Hoy, al borde de cumplir los 30 años como banda, prepara un álbum conformado por nuevas versiones de sus canciones, en las que participan artistas invitados. Recuerda que su último toque en Montevideo fue entre tapabocas y con distancia social. Este año, se presentan el 17 de mayo en la Sala del Museo. Las entradas se encuentran disponibles y pueden adquirirse aquí

¿Cómo ves el futuro de la banda? ¿Qué proyectos tienen en mente? 

Estamos haciendo un disco de celebración por los 30 años de la banda, empezamos a grabar nuevas versiones de varios temas. Ya salió la primera, "El mono relojero", que fue el primer corte del primer disco, grabada con Pablito Lescano y Damas Gratis. Estamos en ese proceso. En noviembre se celebran los 30 años, así que estamos viendo qué hacemos. Terminando de grabar algunas canciones con otros invitados y eso, que siga la rueda.

Tocan este 17 de mayo en la Sala del Museo. ¿Qué se puede esperar el público? 

Va a ser divertido. Me acuerdo con exactitud de la última vez que estuvimos en Montevideo. Habíamos programado el show, pero vino la pandemia y se suspendió. La reprogramación fue recién a los dos años; todavía era con gente sentada, distancia social y barbijos. Y antes de los últimos dos temas, el regente del lugar vino y le dijo a nuestro mánager: "Decile al Mono que le diga a la gente que si se quiere parar y bailar puede, porque se terminó la distancia social". Se abrían las restricciones. No sé cuántas personas serían; 200, 250. Fue una emoción. Era como volver a vivir, y los loquitos que estaban ahí se "poguearon" con barbijo. Eso sí, el barbijo no se lo sacaron. Pero esa fue la última vez que fuimos. Es raro porque estamos al lado de Uruguay, podríamos ir todos los fines de semana. Pero fuimos muy pocas veces, habremos ido cuatro veces en 30 años.

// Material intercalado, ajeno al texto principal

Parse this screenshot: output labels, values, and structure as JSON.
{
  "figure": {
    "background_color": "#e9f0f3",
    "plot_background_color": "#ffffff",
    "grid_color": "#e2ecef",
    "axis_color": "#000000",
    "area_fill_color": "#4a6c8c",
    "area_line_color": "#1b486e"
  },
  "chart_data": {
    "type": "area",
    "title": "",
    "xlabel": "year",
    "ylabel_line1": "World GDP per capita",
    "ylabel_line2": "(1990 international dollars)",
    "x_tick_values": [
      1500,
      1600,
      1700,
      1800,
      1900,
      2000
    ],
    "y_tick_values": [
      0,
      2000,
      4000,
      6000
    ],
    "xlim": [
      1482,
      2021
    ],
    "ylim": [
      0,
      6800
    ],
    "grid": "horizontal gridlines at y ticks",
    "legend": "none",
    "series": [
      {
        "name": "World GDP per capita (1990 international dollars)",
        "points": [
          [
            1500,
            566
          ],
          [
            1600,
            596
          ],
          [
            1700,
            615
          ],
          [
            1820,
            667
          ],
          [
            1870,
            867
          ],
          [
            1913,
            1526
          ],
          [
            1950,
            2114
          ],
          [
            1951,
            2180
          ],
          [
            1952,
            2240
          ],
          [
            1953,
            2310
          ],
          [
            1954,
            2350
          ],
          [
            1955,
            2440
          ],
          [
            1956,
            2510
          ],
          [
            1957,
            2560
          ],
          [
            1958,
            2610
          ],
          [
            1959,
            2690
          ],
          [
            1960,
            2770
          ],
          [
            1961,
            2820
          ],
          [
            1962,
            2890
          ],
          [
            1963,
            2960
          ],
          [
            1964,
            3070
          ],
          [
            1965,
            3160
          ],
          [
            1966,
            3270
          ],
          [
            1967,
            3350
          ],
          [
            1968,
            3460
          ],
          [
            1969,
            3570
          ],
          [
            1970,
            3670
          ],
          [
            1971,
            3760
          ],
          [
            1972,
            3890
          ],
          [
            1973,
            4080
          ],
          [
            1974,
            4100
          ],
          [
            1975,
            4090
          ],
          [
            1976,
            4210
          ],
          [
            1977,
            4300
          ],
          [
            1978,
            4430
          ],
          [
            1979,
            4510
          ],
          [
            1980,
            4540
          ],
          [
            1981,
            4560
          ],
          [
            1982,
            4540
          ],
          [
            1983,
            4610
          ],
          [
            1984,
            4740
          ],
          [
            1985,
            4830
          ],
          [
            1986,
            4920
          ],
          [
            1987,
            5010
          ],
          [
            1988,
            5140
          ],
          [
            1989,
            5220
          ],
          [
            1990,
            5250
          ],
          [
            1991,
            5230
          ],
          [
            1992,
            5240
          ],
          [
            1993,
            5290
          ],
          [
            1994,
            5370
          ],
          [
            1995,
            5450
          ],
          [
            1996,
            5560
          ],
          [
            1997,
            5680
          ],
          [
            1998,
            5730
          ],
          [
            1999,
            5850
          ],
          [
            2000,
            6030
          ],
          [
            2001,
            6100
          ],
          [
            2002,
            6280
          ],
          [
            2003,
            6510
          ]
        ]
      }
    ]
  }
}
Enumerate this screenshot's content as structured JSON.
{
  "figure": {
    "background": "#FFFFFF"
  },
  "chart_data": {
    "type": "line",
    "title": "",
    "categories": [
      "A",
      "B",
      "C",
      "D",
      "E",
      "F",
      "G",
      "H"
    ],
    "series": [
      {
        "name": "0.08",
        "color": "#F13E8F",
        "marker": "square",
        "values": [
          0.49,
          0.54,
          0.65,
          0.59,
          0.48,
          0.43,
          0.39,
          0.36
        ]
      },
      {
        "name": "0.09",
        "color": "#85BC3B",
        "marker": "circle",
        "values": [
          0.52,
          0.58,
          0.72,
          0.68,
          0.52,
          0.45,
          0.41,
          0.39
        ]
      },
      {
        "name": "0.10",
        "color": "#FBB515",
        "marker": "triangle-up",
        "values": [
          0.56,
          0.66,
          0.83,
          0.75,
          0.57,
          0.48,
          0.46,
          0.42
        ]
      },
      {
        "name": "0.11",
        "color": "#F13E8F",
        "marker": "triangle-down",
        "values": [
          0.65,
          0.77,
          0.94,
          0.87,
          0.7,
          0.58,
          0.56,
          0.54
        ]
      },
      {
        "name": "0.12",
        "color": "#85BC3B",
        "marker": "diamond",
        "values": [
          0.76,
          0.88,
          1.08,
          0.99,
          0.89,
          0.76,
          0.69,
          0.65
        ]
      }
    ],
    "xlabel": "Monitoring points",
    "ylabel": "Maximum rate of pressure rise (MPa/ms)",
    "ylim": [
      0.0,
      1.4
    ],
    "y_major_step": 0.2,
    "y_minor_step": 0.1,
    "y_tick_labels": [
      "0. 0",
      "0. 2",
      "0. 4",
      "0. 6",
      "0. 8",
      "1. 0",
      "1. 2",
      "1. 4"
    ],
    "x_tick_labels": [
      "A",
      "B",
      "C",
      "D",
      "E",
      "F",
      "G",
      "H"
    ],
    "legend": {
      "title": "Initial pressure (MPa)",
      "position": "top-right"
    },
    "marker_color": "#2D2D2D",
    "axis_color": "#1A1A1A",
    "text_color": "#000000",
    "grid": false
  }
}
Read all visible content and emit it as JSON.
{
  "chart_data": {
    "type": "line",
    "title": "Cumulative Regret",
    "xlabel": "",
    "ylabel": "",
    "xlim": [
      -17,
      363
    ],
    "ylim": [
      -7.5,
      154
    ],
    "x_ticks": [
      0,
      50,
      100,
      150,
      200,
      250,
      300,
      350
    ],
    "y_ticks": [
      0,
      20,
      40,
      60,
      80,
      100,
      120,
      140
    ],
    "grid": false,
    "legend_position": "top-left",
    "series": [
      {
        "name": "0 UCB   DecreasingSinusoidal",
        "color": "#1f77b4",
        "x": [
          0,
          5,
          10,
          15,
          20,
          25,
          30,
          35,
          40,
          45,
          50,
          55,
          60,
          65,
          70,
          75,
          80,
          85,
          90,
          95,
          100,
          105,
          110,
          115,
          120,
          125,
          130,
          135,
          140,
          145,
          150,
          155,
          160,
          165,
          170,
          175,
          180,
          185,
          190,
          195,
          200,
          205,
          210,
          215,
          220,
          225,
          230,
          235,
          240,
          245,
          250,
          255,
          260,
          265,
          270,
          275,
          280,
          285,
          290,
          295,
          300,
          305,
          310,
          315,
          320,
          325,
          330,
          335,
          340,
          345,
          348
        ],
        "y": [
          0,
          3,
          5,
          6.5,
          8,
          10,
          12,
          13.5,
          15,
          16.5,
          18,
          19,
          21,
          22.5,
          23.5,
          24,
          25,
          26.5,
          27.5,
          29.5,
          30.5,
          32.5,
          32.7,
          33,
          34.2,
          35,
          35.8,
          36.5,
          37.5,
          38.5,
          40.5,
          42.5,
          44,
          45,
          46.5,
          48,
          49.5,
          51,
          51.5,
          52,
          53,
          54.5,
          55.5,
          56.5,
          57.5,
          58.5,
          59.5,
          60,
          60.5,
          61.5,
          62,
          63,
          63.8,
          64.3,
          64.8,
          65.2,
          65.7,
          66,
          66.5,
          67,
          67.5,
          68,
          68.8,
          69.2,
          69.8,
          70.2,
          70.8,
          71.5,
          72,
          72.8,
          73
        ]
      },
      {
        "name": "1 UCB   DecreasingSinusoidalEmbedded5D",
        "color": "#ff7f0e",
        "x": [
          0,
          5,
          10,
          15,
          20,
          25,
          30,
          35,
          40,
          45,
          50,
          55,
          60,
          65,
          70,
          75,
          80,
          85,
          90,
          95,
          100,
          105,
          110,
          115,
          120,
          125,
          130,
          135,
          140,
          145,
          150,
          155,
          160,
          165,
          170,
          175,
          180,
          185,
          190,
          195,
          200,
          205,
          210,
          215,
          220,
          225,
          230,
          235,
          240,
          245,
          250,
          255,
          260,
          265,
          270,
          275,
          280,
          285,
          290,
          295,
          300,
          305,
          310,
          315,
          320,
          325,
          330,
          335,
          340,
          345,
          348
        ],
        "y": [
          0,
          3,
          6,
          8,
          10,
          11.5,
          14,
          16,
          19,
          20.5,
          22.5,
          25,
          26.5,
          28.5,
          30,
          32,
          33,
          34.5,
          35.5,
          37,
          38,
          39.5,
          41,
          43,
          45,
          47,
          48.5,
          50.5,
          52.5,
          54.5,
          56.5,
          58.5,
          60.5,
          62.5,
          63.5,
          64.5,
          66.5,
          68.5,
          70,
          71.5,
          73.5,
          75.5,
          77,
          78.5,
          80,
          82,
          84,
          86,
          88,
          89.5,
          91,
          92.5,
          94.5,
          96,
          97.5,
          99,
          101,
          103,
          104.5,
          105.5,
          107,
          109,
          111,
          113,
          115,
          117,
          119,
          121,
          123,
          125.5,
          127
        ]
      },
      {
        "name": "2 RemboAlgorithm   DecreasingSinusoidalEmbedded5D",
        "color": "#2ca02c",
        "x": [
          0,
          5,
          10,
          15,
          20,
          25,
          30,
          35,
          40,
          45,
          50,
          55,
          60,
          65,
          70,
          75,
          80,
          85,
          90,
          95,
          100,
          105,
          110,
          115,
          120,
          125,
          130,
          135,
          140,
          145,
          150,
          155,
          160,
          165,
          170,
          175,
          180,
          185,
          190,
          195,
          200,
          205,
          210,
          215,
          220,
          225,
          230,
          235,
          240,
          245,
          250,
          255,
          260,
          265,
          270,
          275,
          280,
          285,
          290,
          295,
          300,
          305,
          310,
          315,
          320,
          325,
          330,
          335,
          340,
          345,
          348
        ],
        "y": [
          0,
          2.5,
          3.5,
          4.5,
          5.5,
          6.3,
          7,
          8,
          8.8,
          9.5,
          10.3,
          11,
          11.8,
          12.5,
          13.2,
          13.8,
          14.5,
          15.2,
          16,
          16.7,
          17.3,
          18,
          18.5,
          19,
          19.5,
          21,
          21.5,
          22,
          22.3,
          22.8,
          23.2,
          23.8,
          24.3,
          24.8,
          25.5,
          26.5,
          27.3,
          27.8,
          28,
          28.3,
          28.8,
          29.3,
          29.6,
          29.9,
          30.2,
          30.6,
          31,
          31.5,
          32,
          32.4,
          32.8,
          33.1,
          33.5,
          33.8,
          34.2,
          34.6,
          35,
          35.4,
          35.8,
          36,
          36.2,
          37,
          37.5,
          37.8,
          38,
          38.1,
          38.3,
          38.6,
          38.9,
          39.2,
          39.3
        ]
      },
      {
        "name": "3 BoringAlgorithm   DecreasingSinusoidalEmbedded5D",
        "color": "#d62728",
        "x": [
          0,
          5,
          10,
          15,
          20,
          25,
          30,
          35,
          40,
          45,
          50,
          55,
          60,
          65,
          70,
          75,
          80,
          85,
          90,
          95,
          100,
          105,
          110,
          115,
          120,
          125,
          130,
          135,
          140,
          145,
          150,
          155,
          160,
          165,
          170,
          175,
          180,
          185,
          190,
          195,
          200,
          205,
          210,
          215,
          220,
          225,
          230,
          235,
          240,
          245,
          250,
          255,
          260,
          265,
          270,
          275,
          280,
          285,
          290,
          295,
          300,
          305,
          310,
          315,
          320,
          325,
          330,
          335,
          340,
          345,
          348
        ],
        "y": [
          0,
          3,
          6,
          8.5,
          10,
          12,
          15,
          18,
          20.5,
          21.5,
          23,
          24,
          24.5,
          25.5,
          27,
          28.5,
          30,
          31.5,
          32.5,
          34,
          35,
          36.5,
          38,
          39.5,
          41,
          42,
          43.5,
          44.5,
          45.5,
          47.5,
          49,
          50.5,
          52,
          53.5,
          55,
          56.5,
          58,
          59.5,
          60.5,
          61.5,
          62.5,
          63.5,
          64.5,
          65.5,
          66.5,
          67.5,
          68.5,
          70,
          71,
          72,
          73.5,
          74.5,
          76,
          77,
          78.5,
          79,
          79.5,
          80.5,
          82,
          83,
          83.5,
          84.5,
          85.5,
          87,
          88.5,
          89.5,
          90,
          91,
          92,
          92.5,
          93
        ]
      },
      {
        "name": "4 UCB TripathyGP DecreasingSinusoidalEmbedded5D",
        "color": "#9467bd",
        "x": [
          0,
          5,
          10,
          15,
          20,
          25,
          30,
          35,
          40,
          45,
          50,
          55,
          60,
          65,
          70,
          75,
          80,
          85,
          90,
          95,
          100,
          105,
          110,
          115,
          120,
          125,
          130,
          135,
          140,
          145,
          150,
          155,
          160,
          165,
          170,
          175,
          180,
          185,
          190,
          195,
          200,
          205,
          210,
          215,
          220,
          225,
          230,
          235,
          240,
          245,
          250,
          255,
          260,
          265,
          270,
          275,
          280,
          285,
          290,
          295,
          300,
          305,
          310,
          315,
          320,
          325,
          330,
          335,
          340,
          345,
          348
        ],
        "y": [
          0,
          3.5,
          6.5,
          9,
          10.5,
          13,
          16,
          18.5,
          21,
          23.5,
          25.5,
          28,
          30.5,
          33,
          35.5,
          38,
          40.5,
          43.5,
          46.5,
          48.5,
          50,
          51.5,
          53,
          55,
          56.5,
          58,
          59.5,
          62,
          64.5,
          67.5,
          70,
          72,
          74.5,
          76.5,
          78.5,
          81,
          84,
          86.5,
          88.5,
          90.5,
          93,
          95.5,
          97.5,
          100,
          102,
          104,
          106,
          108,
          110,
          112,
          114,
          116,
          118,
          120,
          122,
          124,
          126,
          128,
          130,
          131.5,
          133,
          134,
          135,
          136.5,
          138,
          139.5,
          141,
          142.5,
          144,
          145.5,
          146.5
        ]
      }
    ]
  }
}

¿Fue por algo en particular?

¿Qué sé yo? No se dio. Fuimos 12 veces a México y a Uruguay fuimos cuatro. A Chile fuimos dos, pero somos una banda que recorre mucho la Argentina. Somos una banda muy federal. También nos pasó eso durante nuestra carrera, el tener tanto laburo en tu lugar de origen a veces hace que no salgas. No sé si es por comodidad, porque yo quiero gloria también. Pero la gloria ya la alcancé habiendo transcurrido tantos años haciendo lo que más me gusta, no importa en qué país sea que toque. El año pasado pudimos irnos de gira por Europa; hicimos España, Londres, y son lugares increíbles. Pero yo eso me lo tomo como un regalo que me da la música.

Parte de sentirme en la gloria es saber que esto es un premio. No voy por la plata, voy por el honor. La medalla te la colgás del pecho. Nosotros tocamos en un lugar en Londres que tiene 80 años, el 100 Club. Ahí tocó Paul McCartney, tocó Iron Maiden, los Sex Pistols, The Doors. Fuimos una de las pocas bandas argentinas en ir a ese lugar, y sigue igual que hace 80 años. Eso también es gloria. Plantar bandera ahí, ir y tocar. Después hemos recorrido Europa, hicimos un montón de cosas. Kapanga ya nos llevó a 18 países. Yo siempre digo que somos una banda federal, pero en 30 años hemos recorrido otros países, aunque la mayoría de nuestra historia se haya desarrollado acá en la Argentina. Tiene mucho público y distancias muy grandes, entonces vos hoy podés tocar en Buenos Aires, mañana en Mar del Plata y pasado en Neuquén. No vas a tener el problema del público, porque el que va a verte a un lugar no va al otro. La movida es diferente.